Sebuah tinjuan melayang ke tubuh Ricard hingga ia terpental mundur.


"Kau tidak apa apa sayang?" Nathan segera memeluk Mira.


"Nath, aku takut!" Mira meringsut di dada Nathan.


"Tidak apa apa. Jangan takut. Ada aku disini. Kau aman, tidak perlu takut dengan pria brengsek seperti dia itu." ucap Nathan membelai lembut kepala Mira, kemudian menoleh pada Ricard.


"Kau sudah membuat Kekasihku takut, Ricard! Kau harus bertanggung jawab!" matanya sudah memerah menatap Ricard.

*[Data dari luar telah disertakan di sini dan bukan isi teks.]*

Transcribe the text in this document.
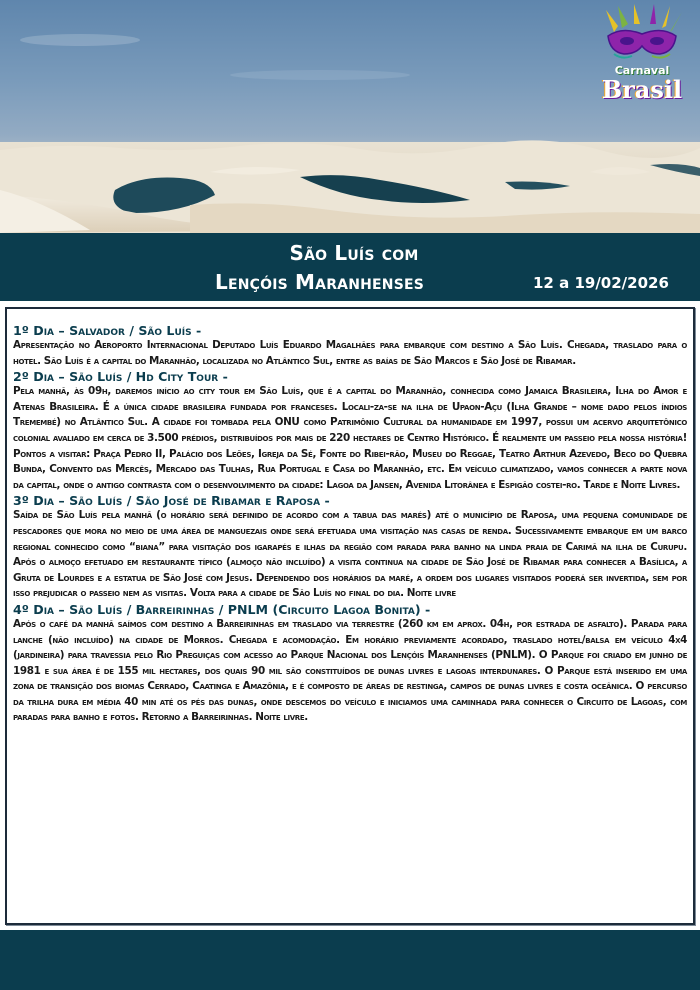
Carnaval
Brasil
São Luís com
Lençóis Maranhenses	12 a 19/02/2026
1º Dia – Salvador / São Luís -
Apresentação no Aeroporto Internacional Deputado Luís Eduardo Magalhães para embarque com destino a São Luís. Chegada, traslado para o hotel. São Luís é a capital do Maranhão, localizada no Atlântico Sul, entre as baías de São Marcos e São José de Ribamar.
2º Dia – São Luís / Hd City Tour -
Pela manhã, às 09h, daremos início ao city tour em São Luís, que é a capital do Maranhão, conhecida como Jamaica Brasileira, Ilha do Amor e Atenas Brasileira. É a única cidade brasileira fundada por franceses. Locali-za-se na ilha de Upaon-Açu (Ilha Grande – nome dado pelos índios Tremembé) no Atlântico Sul. A cidade foi tombada pela ONU como Patrimônio Cultural da humanidade em 1997, possui um acervo arquitetônico colonial avaliado em cerca de 3.500 prédios, distribuídos por mais de 220 hectares de Centro Histórico. É realmente um passeio pela nossa história! Pontos a visitar: Praça Pedro II, Palácio dos Leões, Igreja da Sé, Fonte do Ribei-rão, Museu do Reggae, Teatro Arthur Azevedo, Beco do Quebra Bunda, Convento das Mercês, Mercado das Tulhas, Rua Portugal e Casa do Maranhão, etc. Em veículo climatizado, vamos conhecer a parte nova da capital, onde o antigo contrasta com o desenvolvimento da cidade: Lagoa da Jansen, Avenida Litorânea e Espigão costei-ro. Tarde e Noite Livres.
3º Dia – São Luís / São José de Ribamar e Raposa -
Saída de São Luís pela manhã (o horário será definido de acordo com a tabua das marés) até o município de Raposa, uma pequena comunidade de pescadores que mora no meio de uma área de manguezais onde será efetuada uma visitação nas casas de renda. Sucessivamente embarque em um barco regional conhecido como “biana” para visitação dos igarapés e ilhas da região com parada para banho na linda praia de Carimã na ilha de Curupu. Após o almoço efetuado em restaurante típico (almoço não incluído) a visita continua na cidade de São José de Ribamar para conhecer a Basílica, a Gruta de Lourdes e a estatua de São José com Jesus. Dependendo dos horários da maré, a ordem dos lugares visitados poderá ser invertida, sem por isso prejudicar o passeio nem as visitas. Volta para a cidade de São Luís no final do dia. Noite livre
4º Dia – São Luís / Barreirinhas / PNLM (Circuito Lagoa Bonita) -
Após o café da manhã saímos com destino a Barreirinhas em traslado via terrestre (260 km em aprox. 04h, por estrada de asfalto). Parada para lanche (não incluído) na cidade de Morros. Chegada e acomodação. Em horário previamente acordado, traslado hotel/balsa em veículo 4x4 (jardineira) para travessia pelo Rio Preguiças com acesso ao Parque Nacional dos Lençóis Maranhenses (PNLM). O Parque foi criado em junho de 1981 e sua área é de 155 mil hectares, dos quais 90 mil são constituídos de dunas livres e lagoas interdunares. O Parque está inserido em uma zona de transição dos biomas Cerrado, Caatinga e Amazônia, e é composto de áreas de restinga, campos de dunas livres e costa oceânica. O percurso da trilha dura em média 40 min até os pés das dunas, onde descemos do veículo e iniciamos uma caminhada para conhecer o Circuito de Lagoas, com paradas para banho e fotos. Retorno a Barreirinhas. Noite livre.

"Nathan! Kau..!" Ricard benar benar terbelalak hebat. Menatap Nathan lalu menatap Mira secara bergantian.


"Ya, ini aku. Nathan Edoardo. Kau belum pikun kan? Atau kau sudah pikun karena terlalu banyak pikiran?"


"Tapi, dia. Dia.. mana mungkin.. mana mungkin?" persis seperti yang pernah diperagakan oleh Ken beberapa waktu yang lalu. Nathan ingin terpingkal mengingat itu.


"Kenapa? Kok kaget? Oh, kau belum mengenalnya ya?"


"Jadi!" otak Ricard langsung beku seketika.


"Jadi, dia adalah Mira, gadis desa yang tinggal di kota ini beberapa bulan yang lalu. Sekarang Mira ini adalah Kekasihku, Pacarku. Kau paham? Wanita yang pernah kau lihat di rumah ku itu. Sayang sekali waktu itu dia sedang tidak enak badan, jadi dia tidak bisa turun. Padahal aku ingin sekali mengenalkannya padamu dan Kayla." sahut Nathan. Kemudian menoleh pada Mira.


"Sayang.. sebentar ya? Aku ada urusan dengan temanku ini."


"Nath." Mira langsung memegang tangan Nathan.


"Mira. Tidak apa apa. Sebentar saja. Ini kantong belanjaanmu. Pegang lah. Takut ketinggalan. Pemborosan!" ucap Nathan tersenyum melepaskan tangan Mira, dan masih sempat sempatnya mencium kening Mira.


Lalu kembali menoleh dan menghampiri Ricard yang masih menganga.